The legislature established a committee last year to “promote patriotic education.” Drafts of one of its pamphlets reveal an effort to sanitize history.

Airbrushed from this account are stories such as those that Ben Simpson told interviewers in 1937 about how his enslaver force-marched him as a small child from Georgia to new land in Texas along with other captives and shot and killed his mother in front of him. Also missing are stories from other former slaves who recall a life of harsh sunup-to-sundown labor from childhood to old age, watching loved ones sold away, runaways ripped apart by dogs when caught, and enslaved women raped by masters. These stories are not “gossip” but lived tragedies that are included in all mainstream histories of Texas during slavery.

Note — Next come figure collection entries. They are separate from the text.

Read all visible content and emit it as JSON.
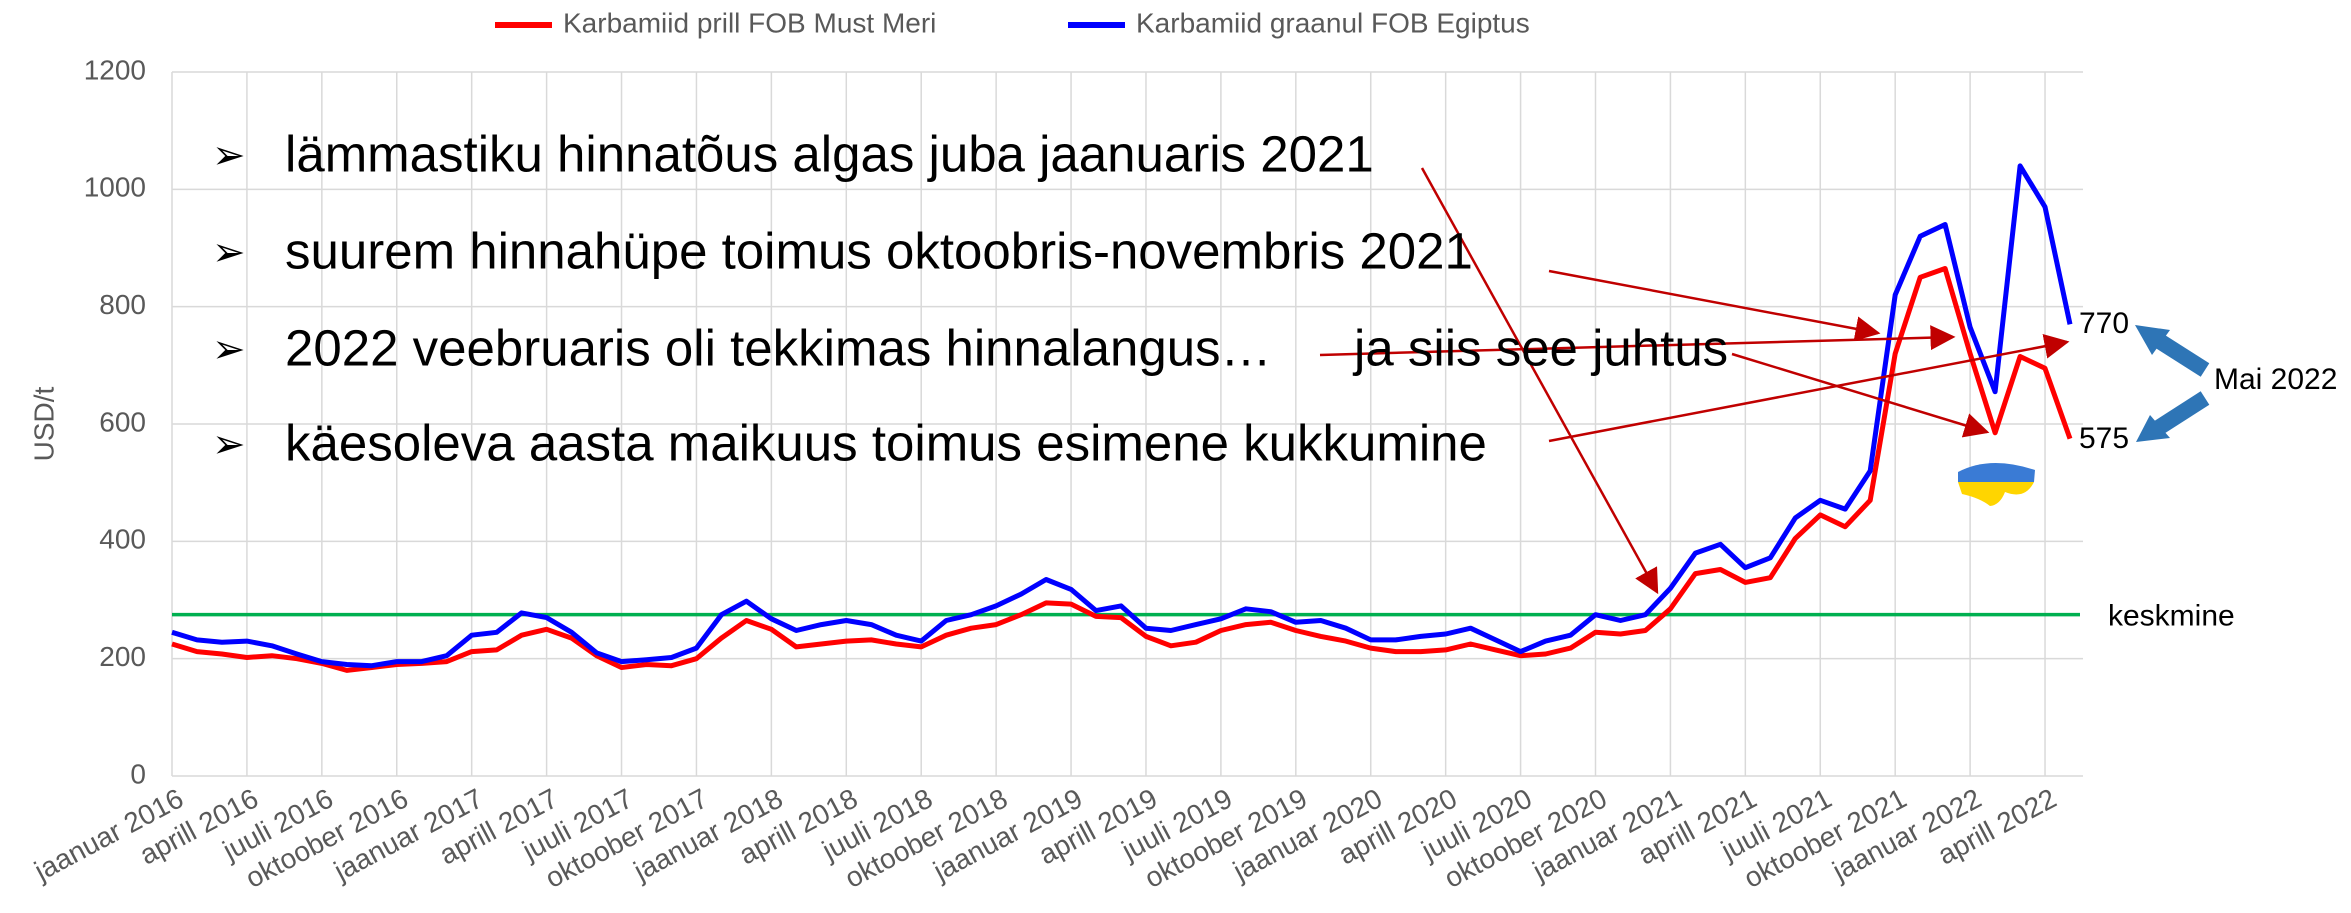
{
  "chart_data": {
    "type": "line",
    "categories": [
      "jaanuar 2016",
      null,
      null,
      "aprill 2016",
      null,
      null,
      "juuli 2016",
      null,
      null,
      "oktoober 2016",
      null,
      null,
      "jaanuar 2017",
      null,
      null,
      "aprill 2017",
      null,
      null,
      "juuli 2017",
      null,
      null,
      "oktoober 2017",
      null,
      null,
      "jaanuar 2018",
      null,
      null,
      "aprill 2018",
      null,
      null,
      "juuli 2018",
      null,
      null,
      "oktoober 2018",
      null,
      null,
      "jaanuar 2019",
      null,
      null,
      "aprill 2019",
      null,
      null,
      "juuli 2019",
      null,
      null,
      "oktoober 2019",
      null,
      null,
      "jaanuar 2020",
      null,
      null,
      "aprill 2020",
      null,
      null,
      "juuli 2020",
      null,
      null,
      "oktoober 2020",
      null,
      null,
      "jaanuar 2021",
      null,
      null,
      "aprill 2021",
      null,
      null,
      "juuli 2021",
      null,
      null,
      "oktoober 2021",
      null,
      null,
      "jaanuar 2022",
      null,
      null,
      "aprill 2022",
      null
    ],
    "series": [
      {
        "name": "Karbamiid prill FOB Must Meri",
        "color": "#ff0000",
        "values": [
          225,
          212,
          208,
          202,
          205,
          200,
          192,
          180,
          185,
          190,
          192,
          195,
          212,
          215,
          240,
          250,
          235,
          205,
          185,
          190,
          188,
          200,
          235,
          265,
          250,
          220,
          225,
          230,
          232,
          225,
          220,
          240,
          252,
          258,
          275,
          295,
          293,
          272,
          270,
          238,
          222,
          228,
          248,
          258,
          262,
          248,
          238,
          230,
          218,
          212,
          212,
          215,
          225,
          215,
          205,
          208,
          218,
          245,
          242,
          248,
          285,
          345,
          352,
          330,
          338,
          405,
          445,
          425,
          470,
          720,
          850,
          865,
          720,
          585,
          715,
          695,
          575
        ]
      },
      {
        "name": "Karbamiid graanul FOB Egiptus",
        "color": "#0000ff",
        "values": [
          245,
          232,
          228,
          230,
          222,
          208,
          195,
          190,
          188,
          195,
          195,
          205,
          240,
          245,
          278,
          270,
          245,
          210,
          195,
          198,
          202,
          218,
          275,
          298,
          268,
          248,
          258,
          265,
          258,
          240,
          230,
          265,
          275,
          290,
          310,
          335,
          318,
          282,
          290,
          252,
          248,
          258,
          268,
          285,
          280,
          262,
          265,
          252,
          232,
          232,
          238,
          242,
          252,
          232,
          212,
          230,
          240,
          275,
          265,
          275,
          320,
          380,
          395,
          355,
          372,
          440,
          470,
          455,
          520,
          820,
          920,
          940,
          765,
          655,
          1040,
          970,
          770
        ]
      }
    ],
    "y_label": "USD/t",
    "ylim": [
      0,
      1200
    ],
    "yticks": [
      0,
      200,
      400,
      600,
      800,
      1000,
      1200
    ],
    "grid": true,
    "average": {
      "value": 275,
      "label": "keskmine",
      "color": "#00b050"
    },
    "bullets": [
      "lämmastiku hinnatõus algas juba jaanuaris 2021",
      "suurem hinnahüpe toimus oktoobris-novembris 2021",
      "2022 veebruaris oli tekkimas hinnalangus…",
      "käesoleva aasta maikuus toimus esimene kukkumine"
    ],
    "annotations": [
      "ja siis see juhtus",
      "770",
      "575",
      "Mai 2022"
    ]
  }
}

The pamphlet also doesn’t mention how Reconstruction-era white terrorist violence erased the civil liberties African Americans gained through the Thirteenth, Fourteenth, and Fifteenth Amendments. According to the late Barry Crouch, a historian of the Reconstruction era in Texas, whites in the state murdered about one of every one hundred African American men between the ages of 15 and 49 from 1865 to 1868. The Ku Klux Klan murdered newly enfranchised voters, and there’s a story of one enraged white man with a sword chopping an African American woman in Huntsville in half when she dared celebrate her emancipation. The pamphlet grants only 42 words to the bloody tragedy of the era: “With the end of Reconstruction in 1876, when given an opportunity to overhaul its state constitution, pro-Southern white Texans responded by creating a weakened government while defending the concept of states’ rights as expressed in the Tenth Amendment of the U.S. Constitution.”

The pamphlet not only erases atrocities, it also scrubs the history of dissenting political movements such as the left-wing Populists of the late nineteenth century. It provides no insights into the struggle for women’s suffrage and for Tejano civil rights, and it erases the existence of gay, bisexual, and trans Texans. By suggesting that the Texas story is one of relentless progress and by burying nearly all unpleasantness, the simplistic tale woven by the 1836 Project leads readers to believe that any advances in justice, always described in passive voice, just happened, as if showered upon Texas soil by invisible benevolent forces. The pamphlet’s crafters want the public to forget that most progress in the state and the nation—from rural electrification to voting rights for women and minorities—has been won by the hard and dangerous work of activists and sympathetic politicians.